Our world is quite connected. Right? I mean, the GPS on my phone tracks me everywhere I go, anyone anywhere in the world at any time can easily get ahold of me, and I can FaceTime my friend across the globe instantly seeing in her home! The ability to “connect” isn’t the issue.
Though, sometimes when my husband and I lay in bed after a long day, both looking at our phones instead of each other; I wonder. I wonder if all this “connection” isn’t really the type of connection we need.
God created humans for relationship, to function interwoven with others. Friends, family, co-workers, even strangers sharing an experience on a plane or in line. We are relational beings. Some more than others and in different ways, certainly. Introversion and extroversion and personality preferences are no joke. Nonetheless, God designed humans to need relational contact. After all, almost immediately after creating Adam, He said it wasn’t good for him to be alone!
And, I certainly don’t want to be all negative nancy about technology. The benefits of technology are immense, even in this whole “connection” realm. Personally, I benefit from technology every day! I can quickly talk with my mother-in-law in Indonesia, my best friend in China, or FaceTime family that lives out of state. Instantly, with ease, for no extra charges, we can connect. Also, I use my phone as a camera, email provider, bank, weather channel, and Bible! I use technology to work with clients all across the country, with only my computer! Connection through technology is like anything else; it’s what you make of it.
But, back to that scene at the end of the long day when my husband and I perform parallel play on our phones instead of looking at one another. That’s not using technology to truly connect. That’s using to technology to connect to something, but rarely the connection my soul needs. I wonder if you struggle with this, also. I bet if you made a list of your most important people- your spouse, or closest friends, your kids, your parents and siblings, your people; you also might realize the tendency to look at a screen instead of in their eyes! Again, there is nothing wrong with T.V., or movies, or smartphones. However, I think overuse quickly blurs into misuse.
If we use anything out of its original purpose things can go south quickly. If I use my phone to get in touch with people who are not with me, that’s awesome. If I use my phone to numb or hide or distract from my life, that’s so far from awesome. It sounds intense; perhaps you’re thinking, “Umm, I don’t numb myself with technology. I’m not hiding from my life.” Maybe not, I hope not! Though this is easy to do, it takes almost no effort or conscious thought.
Overstimulation is the norm. Bigger is better. Busy is the new successful. These are the messages we receive all day, every day. (Of course, we don’t have to agree with them, but that’s what culture says is true.) Therefore, if we stand in line at the grocery store, or wait for a doctor to call our name already, it’s almost second nature to look at our phones mindlessly. In our overstimulated-never-bored world, it’s hard not to distract ourselves when our attention isn’t captivated. Or, if we feel sad or lonely or anxious, it’s easy to turn to social media or the endless information stream available on the internet, in attempt to alleviate what we feel.
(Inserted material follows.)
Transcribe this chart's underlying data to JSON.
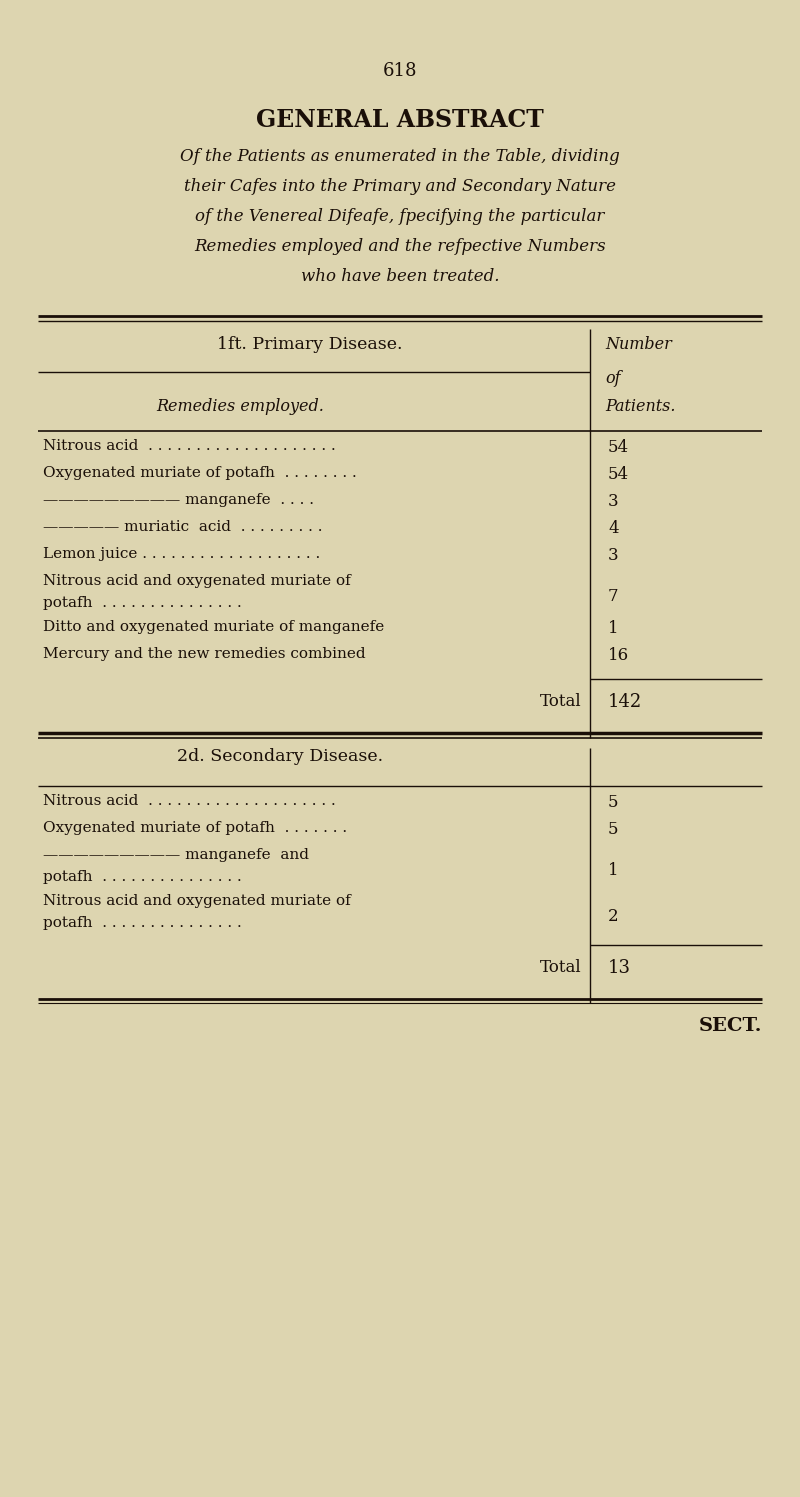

For some time now, God has been talking to me about what it would look like to shift my technology use. Not eliminate it, but manage it instead of letting it control me. If my priority is to live a life rooted in God’s love and build rich, meaningful relationships, then I’m going to have to make some counter-cultural choices.
If my goal is connection, then I need to be mindful of when technology supports connection instead versus disconnection. I might even have to put my phone down and ask others do the same! This could be as simple as having some boundaries around when my husband and I use technology. Or, turning my phone on silent, and dare I say it, not even look at it the entire time I’m at lunch with a friend! It could look like choosing conversation over a movie. Or, merely turning off the radio on my commute and sitting in the silence! Making space to be quiet and still enough to connect with myself and God- that is the heart of connection.
God only meets us in the present moment! In the here and now. I’m learning that I need to be available: emotionally, physically, and spiritually, to position myself to connect more with Him than the news or status quo or the hustling world. There is a lot I have absolutely no control over, but preparing my heart and mind to stay connected to Him and my true self, those are things I can nurture.
And, while this sounds nice, like a spa day or vacation at the beach, sometimes it’s painful. Because, well, sometimes life is painful. The present can be messy and far from ideal, making distraction appear quite attractive. If I choose distraction or to numb or hide, I risk missing the good stuff while trying to lessen the hard stuff. Every time. Like an emotional epidural, that’s what happens when we use technology to disconnect from reality; it decreases all connection, not just the less-than-desirable ones. Missed opportunities to look into our child’s eyes, process with our friend instead of shoving it all away, or ask for God’s perspective on the perhaps very painful present moment. I don’t want my life to be a long string of these missed opportunities.
I want to connect with myself, God, and my important people. Sometimes, I use technology to do that, and sometimes all my technology use gets in the way of my doing that. I’m very much in process, but I desire to lean more and more into connection and catch myself from falling into disconnection.
Are you with me? How do you use technology to connect, or disconnect, with your world? Take a minute and ask God to reveal if there’s a way He wants to guide you towards connection.